The Conservative motion passed overwhelmingly in the House of Commons with 266 votes to zero. The Liberal cabinet abstained from voting.
An amendment to the motion, proposed by Bloc Quebecois MP Alexis Brunelle-Duceppe, calling on the International Olympic Committee to move the 2022 Olympic Games out of China if the genocide continues also passed 229 to 29 votes.
(Sidebar: that issue is said to matter "deeply" to Justin. Because priorities.)
Now that the moral posturing is done (because it's not like Canada will wean itself off of China), what next?
China has been abusing its people since 1949. When Justin declared his undying love for China's dictatorship in 2013, China had been forcibly repatriating North Korean defectors.
It has already been caught trafficking organs of political prisoners.
Did everyone forget the dying rooms?
In short, it's no secret to anyone in the West what China is guilty of.
Yet none of that stopped Justin from taking funds from Chinese businessmen, attempting to replace the US with China as a major trading partner or even covering for China for the virus it spread all over the globe.
And none of this has had any measurable effect on the Canadian population that would rather hate the US than stop trading with a communist octopus.
For whatever Justin and his Chinese bosses may be, it is the population of this country that tolerates it ad nauseum.
Also - sticking it to China, I see:
A Canadian school program has kept its doors open in China’s Xinjiang region for nearly a decade, collecting tuition and issuing Nova Scotia diplomas to students in the area where large numbers of local Uyghur Muslims were forced into political indoctrination during that time.
Since 2012, the Nova Scotia program at Karamay Senior High School has offered a small number of students a ticket out of Xinjiang, where the government is accused of committing crimes against humanity.

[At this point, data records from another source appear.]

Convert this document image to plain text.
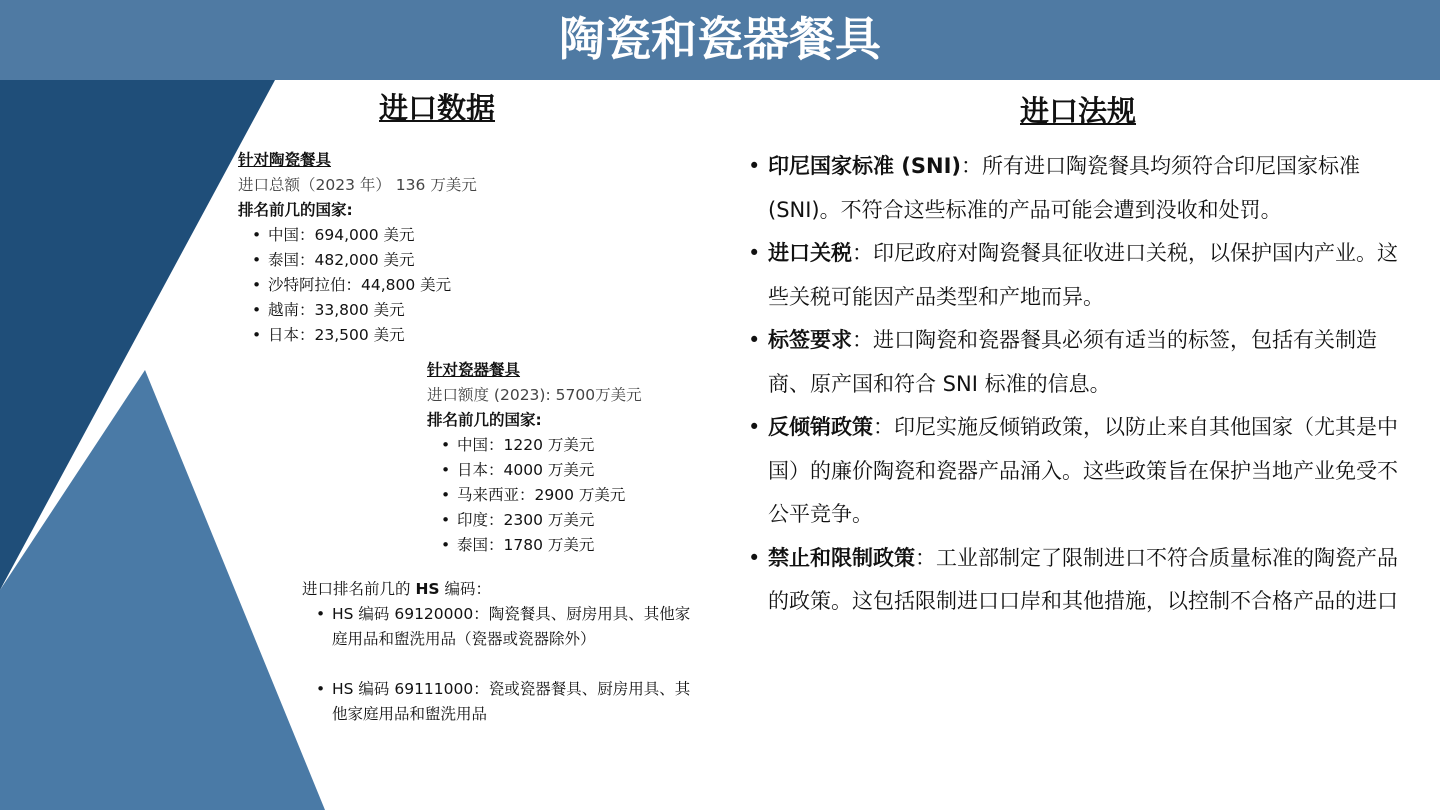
陶瓷和瓷器餐具
进口数据
针对陶瓷餐具
进口总额（2023 年） 136 万美元
排名前几的国家:
• 中国：694,000 美元
• 泰国：482,000 美元
• 沙特阿拉伯：44,800 美元
• 越南：33,800 美元
• 日本：23,500 美元
针对瓷器餐具
进口额度 (2023): 5700万美元
排名前几的国家:
• 中国：1220 万美元
• 日本：4000 万美元
• 马来西亚：2900 万美元
• 印度：2300 万美元
• 泰国：1780 万美元
进口排名前几的 HS 编码：
• HS 编码 69120000：陶瓷餐具、厨房用具、其他家庭用品和盥洗用品（瓷器或瓷器除外）
• HS 编码 69111000：瓷或瓷器餐具、厨房用具、其他家庭用品和盥洗用品
进口法规
• 印尼国家标准 (SNI)：所有进口陶瓷餐具均须符合印尼国家标准 (SNI)。不符合这些标准的产品可能会遭到没收和处罚。
• 进口关税：印尼政府对陶瓷餐具征收进口关税，以保护国内产业。这些关税可能因产品类型和产地而异。
• 标签要求：进口陶瓷和瓷器餐具必须有适当的标签，包括有关制造商、原产国和符合 SNI 标准的信息。
• 反倾销政策：印尼实施反倾销政策，以防止来自其他国家（尤其是中国）的廉价陶瓷和瓷器产品涌入。这些政策旨在保护当地产业免受不公平竞争。
• 禁止和限制政策：工业部制定了限制进口不符合质量标准的陶瓷产品的政策。这包括限制进口口岸和其他措施，以控制不合格产品的进口
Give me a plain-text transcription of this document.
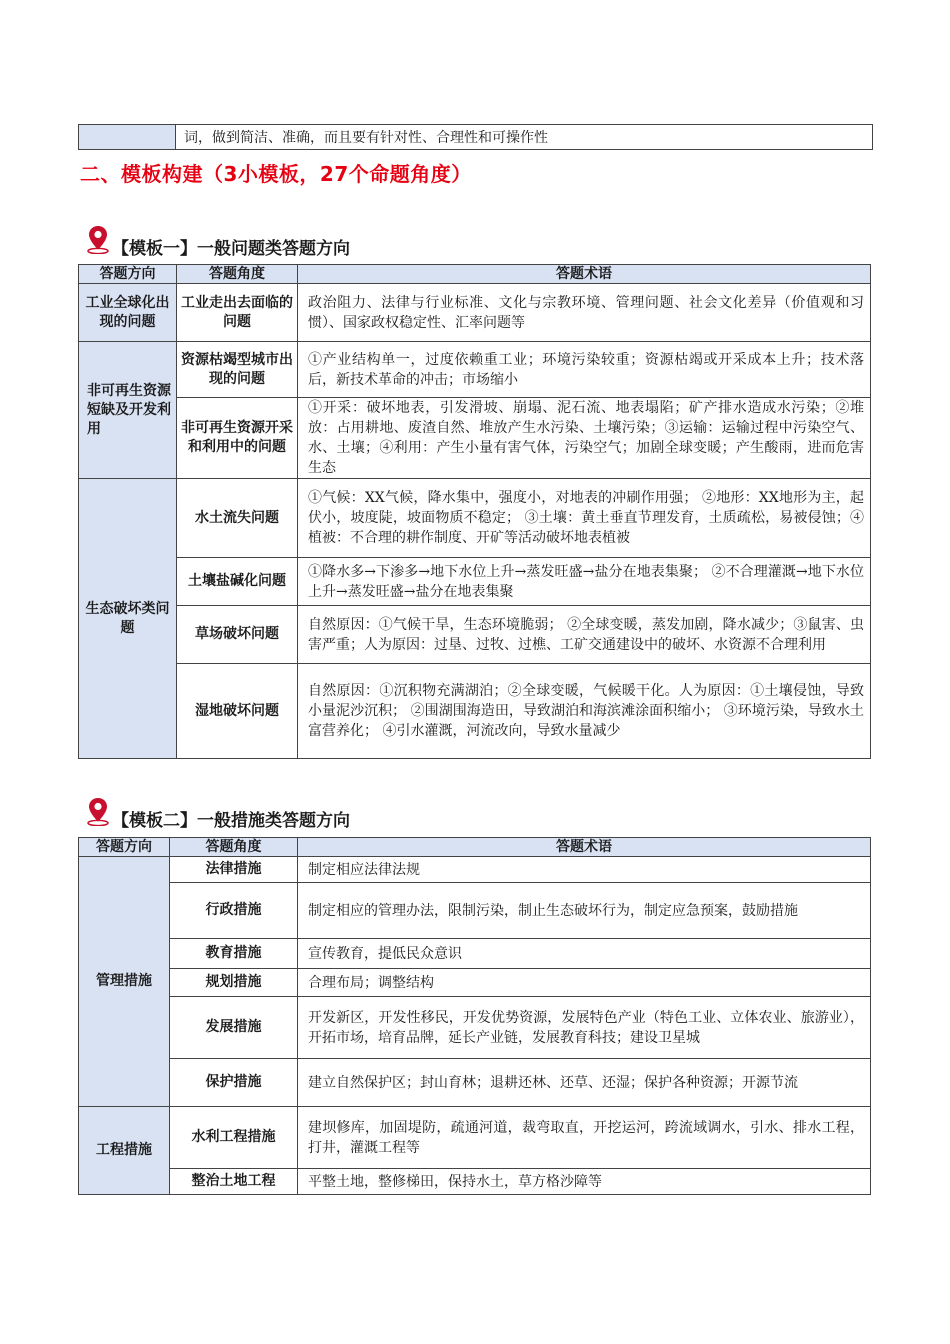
	词，做到简洁、准确，而且要有针对性、合理性和可操作性
二、模板构建（3小模板，27个命题角度）
【模板一】一般问题类答题方向
答题方向	答题角度	答题术语
工业全球化出现的问题	工业走出去面临的问题	政治阻力、法律与行业标准、文化与宗教环境、管理问题、社会文化差异（价值观和习惯）、国家政权稳定性、汇率问题等
非可再生资源短缺及开发利用	资源枯竭型城市出现的问题	①产业结构单一，过度依赖重工业；环境污染较重；资源枯竭或开采成本上升；技术落后，新技术革命的冲击；市场缩小
	非可再生资源开采和利用中的问题	①开采：破坏地表，引发滑坡、崩塌、泥石流、地表塌陷；矿产排水造成水污染；②堆放：占用耕地、废渣自然、堆放产生水污染、土壤污染；③运输：运输过程中污染空气、水、土壤；④利用：产生小量有害气体，污染空气；加剧全球变暖；产生酸雨，进而危害生态
生态破坏类问题	水土流失问题	①气候：XX气候，降水集中，强度小，对地表的冲刷作用强； ②地形：XX地形为主，起伏小，坡度陡，坡面物质不稳定； ③土壤：黄土垂直节理发育，土质疏松，易被侵蚀；④植被：不合理的耕作制度、开矿等活动破坏地表植被
	土壤盐碱化问题	①降水多→下渗多→地下水位上升→蒸发旺盛→盐分在地表集聚； ②不合理灌溉→地下水位上升→蒸发旺盛→盐分在地表集聚
	草场破坏问题	自然原因：①气候干旱，生态环境脆弱； ②全球变暖，蒸发加剧，降水减少；③鼠害、虫害严重；人为原因：过垦、过牧、过樵、工矿交通建设中的破坏、水资源不合理利用
	湿地破坏问题	自然原因：①沉积物充满湖泊；②全球变暖，气候暖干化。人为原因：①土壤侵蚀，导致小量泥沙沉积； ②围湖围海造田，导致湖泊和海滨滩涂面积缩小； ③环境污染，导致水土富营养化； ④引水灌溉，河流改向，导致水量减少
【模板二】一般措施类答题方向
答题方向	答题角度	答题术语
管理措施	法律措施	制定相应法律法规
	行政措施	制定相应的管理办法，限制污染，制止生态破坏行为，制定应急预案，鼓励措施
	教育措施	宣传教育，提低民众意识
	规划措施	合理布局；调整结构
	发展措施	开发新区，开发性移民，开发优势资源，发展特色产业（特色工业、立体农业、旅游业），开拓市场，培育品牌，延长产业链，发展教育科技；建设卫星城
	保护措施	建立自然保护区；封山育林；退耕还林、还草、还湿；保护各种资源；开源节流
工程措施	水利工程措施	建坝修库，加固堤防，疏通河道，裁弯取直，开挖运河，跨流域调水，引水、排水工程，打井，灌溉工程等
	整治土地工程	平整土地，整修梯田，保持水土，草方格沙障等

On Monday, parliament declared the oppression of the Uyghurs in Xinjiang a genocide.
Established by a Xinjiang city intent on boosting its credentials as an international centre, the senior high school program teaches N.S. courses to those who can afford the tuition of roughly $10,000 per year. It issues diplomas that have given entry to Canadian universities, including in past years for Uyghurs who have been the principal target of Chinese polices in Xinjiang.

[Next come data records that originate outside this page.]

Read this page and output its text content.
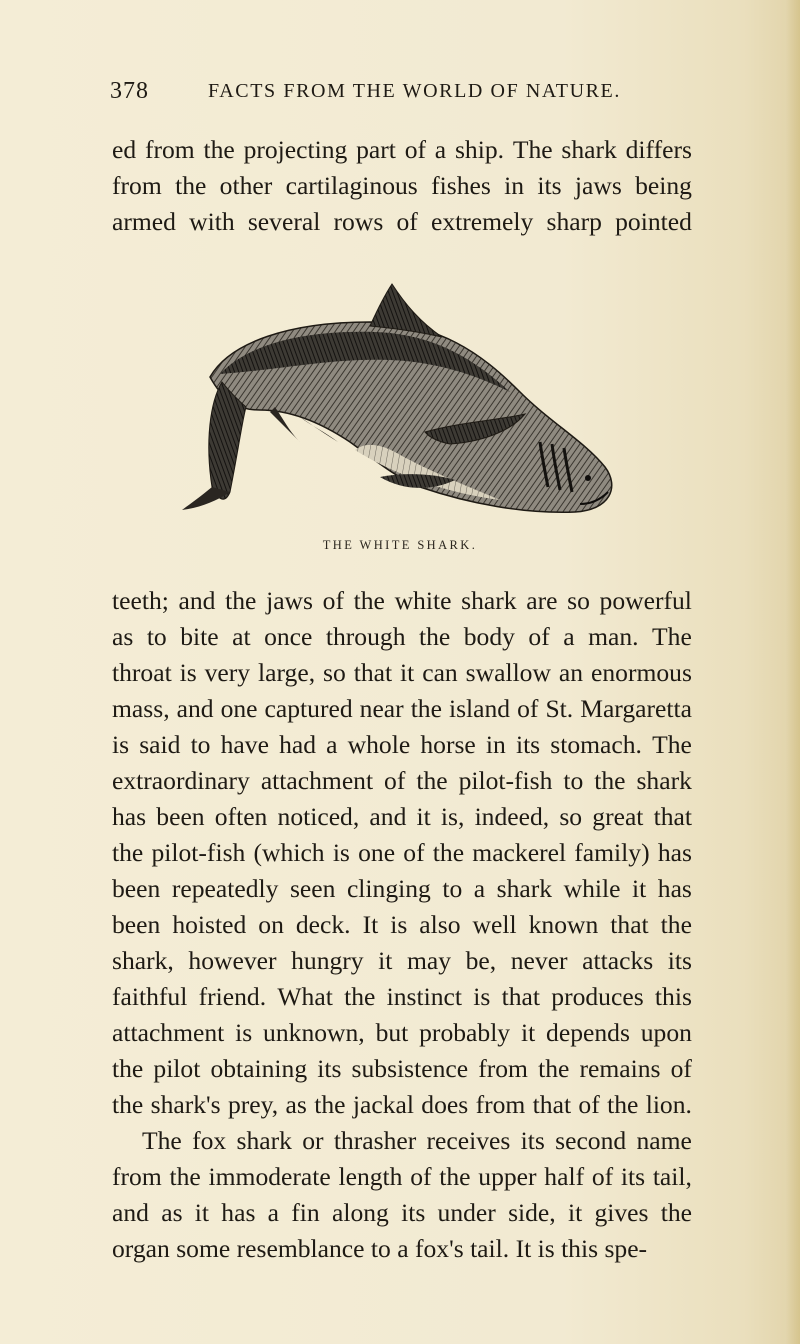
378	FACTS FROM THE WORLD OF NATURE.
ed from the projecting part of a ship. The shark differs
from the other cartilaginous fishes in its jaws being
armed with several rows of extremely sharp pointed
THE WHITE SHARK.
teeth; and the jaws of the white shark are so powerful
as to bite at once through the body of a man. The
throat is very large, so that it can swallow an enormous
mass, and one captured near the island of St. Margaretta
is said to have had a whole horse in its stomach. The
extraordinary attachment of the pilot-fish to the shark
has been often noticed, and it is, indeed, so great that
the pilot-fish (which is one of the mackerel family) has
been repeatedly seen clinging to a shark while it has
been hoisted on deck. It is also well known that the
shark, however hungry it may be, never attacks its
faithful friend. What the instinct is that produces this
attachment is unknown, but probably it depends upon
the pilot obtaining its subsistence from the remains of
the shark's prey, as the jackal does from that of the lion.
The fox shark or thrasher receives its second name
from the immoderate length of the upper half of its tail,
and as it has a fin along its under side, it gives the
organ some resemblance to a fox's tail. It is this spe-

But the Sino-Canadian program has also altered its own Grade 10 through 12 program to appeal to officials pursuing a broader agenda of what critics call “cultural cleansing.” This year, the Nova Scotia program has cancelled an elective sociology course, out of fear of angering local authorities. It bars any religious observance on campus, in line with Chinese dictates.
And it operates in a region that recently passed a new regulation that specifically obligates every school to “guide students of all ethnicities to love the Communist Party of China” and “enhance ethnic unity,” a term used to describe policies that have prioritized Chinese language and culture over that of minorities such as the Uyghurs.